2. The organic molecule of claim 1, wherein said molecule contains multiple sialyl-Lex determinants or multiple sulfated determinants.

3. The organic molecule of claim 1, wherein said molecule is soluble.

4. The organic molecule of claim 1, wherein said molecule comprises a P-selectin ligand consisting essentially of amino acid 21-57 of Fig. 8A, or a portion thereof which is capable of mediating an interaction with the P selectin receptor.

5. The organic molecule of claim 4, wherein said molecule comprises a P-selectin ligand consisting essentially of amino acids 38-57 of Fig. 8A.

6. The organic molecule of claims 1 or 4, wherein said molecule comprises .alpha.1-acid glycoprotein (AGP).

7. The organic molecule of claims 1 or 4, wherein said molecule comprises an antibody molecule.

8. A purified nucleic acid encoding any of the organic molecule of claims 4-7.

9. The purified nucleic acid of claim 8, wherein said nucleic acid further encodes either (a) .alpha.1-acid glycoprotein (AGP) or (b) an antibody molecule.

10. A vector comprising the nucleic acid of claim 8.

11. A cell comprising the purified nucleic acid of claim 8.

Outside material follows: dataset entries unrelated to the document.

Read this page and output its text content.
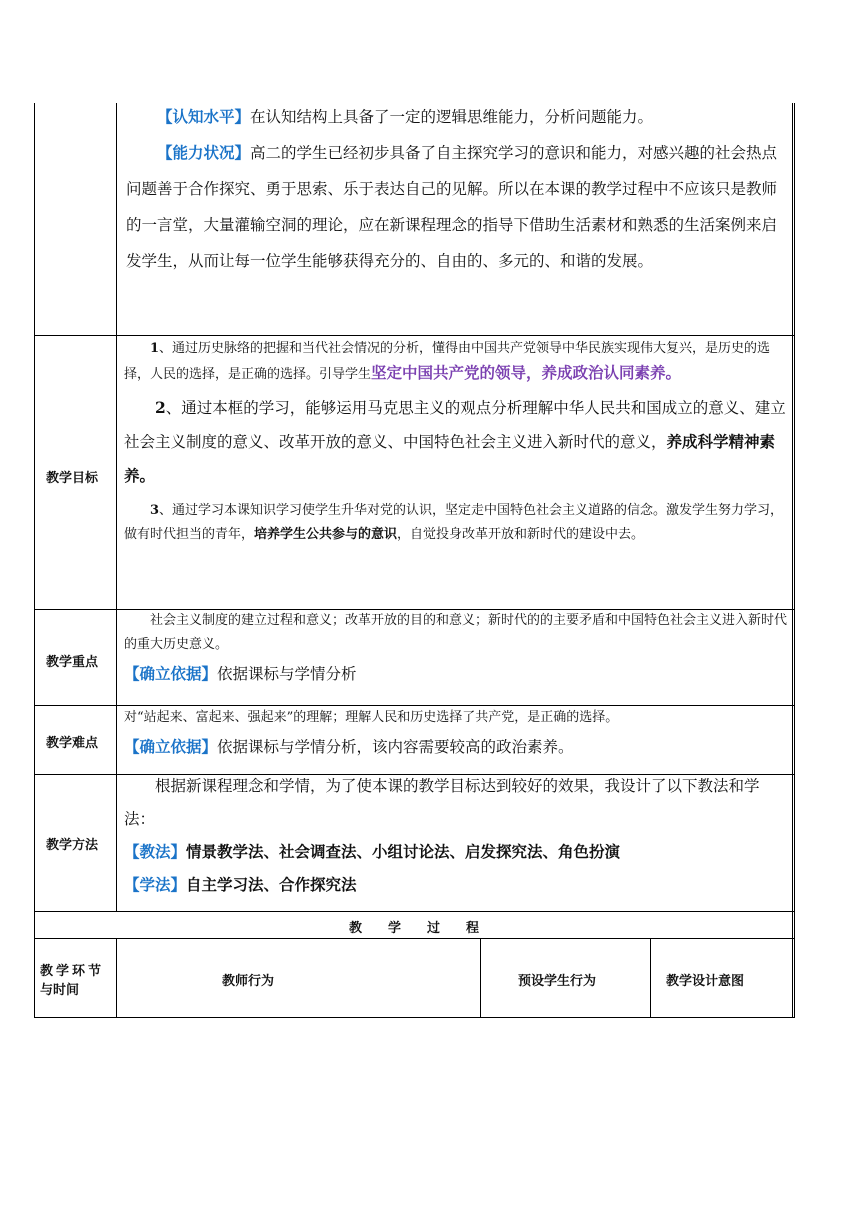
【认知水平】在认知结构上具备了一定的逻辑思维能力，分析问题能力。

【能力状况】高二的学生已经初步具备了自主探究学习的意识和能力，对感兴趣的社会热点问题善于合作探究、勇于思索、乐于表达自己的见解。所以在本课的教学过程中不应该只是教师的一言堂，大量灌输空洞的理论，应在新课程理念的指导下借助生活素材和熟悉的生活案例来启发学生，从而让每一位学生能够获得充分的、自由的、多元的、和谐的发展。

教学目标

1、通过历史脉络的把握和当代社会情况的分析，懂得由中国共产党领导中华民族实现伟大复兴，是历史的选择，人民的选择，是正确的选择。引导学生坚定中国共产党的领导，养成政治认同素养。

2、通过本框的学习，能够运用马克思主义的观点分析理解中华人民共和国成立的意义、建立社会主义制度的意义、改革开放的意义、中国特色社会主义进入新时代的意义，养成科学精神素养。

3、通过学习本课知识学习使学生升华对党的认识，坚定走中国特色社会主义道路的信念。激发学生努力学习，做有时代担当的青年，培养学生公共参与的意识，自觉投身改革开放和新时代的建设中去。

教学重点

社会主义制度的建立过程和意义；改革开放的目的和意义；新时代的的主要矛盾和中国特色社会主义进入新时代的重大历史意义。

【确立依据】依据课标与学情分析

教学难点

对“站起来、富起来、强起来”的理解；理解人民和历史选择了共产党，是正确的选择。

【确立依据】依据课标与学情分析，该内容需要较高的政治素养。

教学方法

根据新课程理念和学情，为了使本课的教学目标达到较好的效果，我设计了以下教法和学法：

【教法】情景教学法、社会调查法、小组讨论法、启发探究法、角色扮演

【学法】自主学习法、合作探究法

教　　学　　过　　程
教学环节
与时间
教师行为	预设学生行为	教学设计意图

12. A method of inhibiting the binding of a cell bearing a P-selectin protein to a molecule or cell bearing a sialyl-Lex determinant and a sulfated determinant, said method comprising contacting said P-selectin protein-bearing cell with an organic molecule of claim 1.

13. The method of claim 12, wherein said organic molecule also inhibits the binding of a cell bearing an E-selectin protein to a molecule or cell bearing a sialyl-Lex determinant.

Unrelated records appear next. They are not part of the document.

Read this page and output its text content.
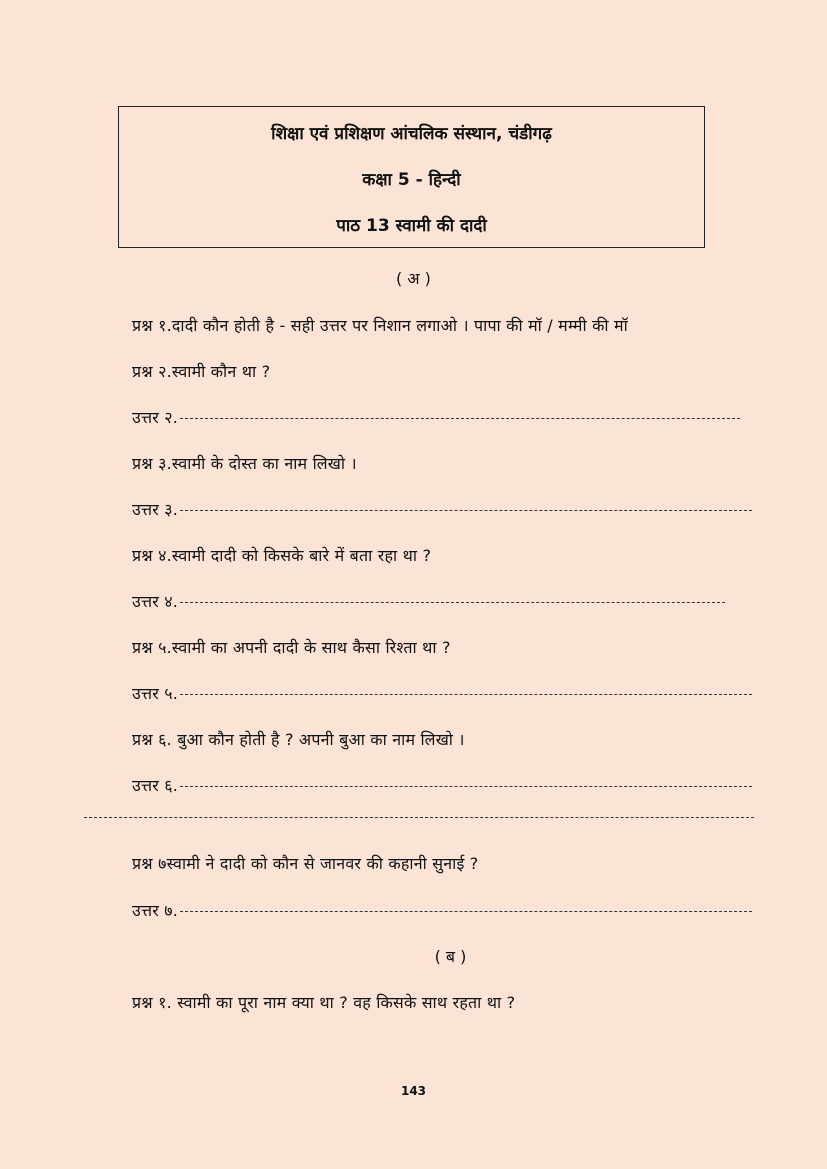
शिक्षा एवं प्रशिक्षण आंचलिक संस्थान, चंडीगढ़
कक्षा 5 - हिन्दी
पाठ 13 स्वामी की दादी
( अ )
प्रश्न १.दादी कौन होती है - सही उत्तर पर निशान लगाओ । पापा की मॉ / मम्मी की मॉ
प्रश्न २.स्वामी कौन था ?
उत्तर २.
प्रश्न ३.स्वामी के दोस्त का नाम लिखो ।
उत्तर ३.
प्रश्न ४.स्वामी दादी को किसके बारे में बता रहा था ?
उत्तर ४.
प्रश्न ५.स्वामी का अपनी दादी के साथ कैसा रिश्ता था ?
उत्तर ५.
प्रश्न ६. बुआ कौन होती है ? अपनी बुआ का नाम लिखो ।
उत्तर ६.
प्रश्न ७स्वामी ने दादी को कौन से जानवर की कहानी सुनाई ?
उत्तर ७.
( ब )
प्रश्न १. स्वामी का पूरा नाम क्या था ? वह किसके साथ रहता था ?
143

14. A method of reducing inflammation in a mammal comprising administering to said mammal a therapeutically-effective amount of an organic molecule of claim 1.

15. A method for reducing or protecting a mammal against an extravasation-dependent adverse reaction, said method comprising administering to said mammal a therapeutically-effective amount of an organic molecule of claim 1.

16. The method of claim 15, wherein said extravasation-dependent adverse reaction is extravasation-dependent organ damage or clotting associated with adult respiratory distress syndrome, glomerular nephritis, or ischemic myocardial injury.

17. A method for reducing or protecting a mammal against an adverse immune reaction, said method comprising administering to said mammal a therapeutically-effective amount of an organic molecule of claim 1.

18. The method of claim 17, wherein said adverse immune reaction is induced a microbial factor or a host factor.

19. The method of claim 17, wherein said adverse immune reaction is septic shock or septicemia.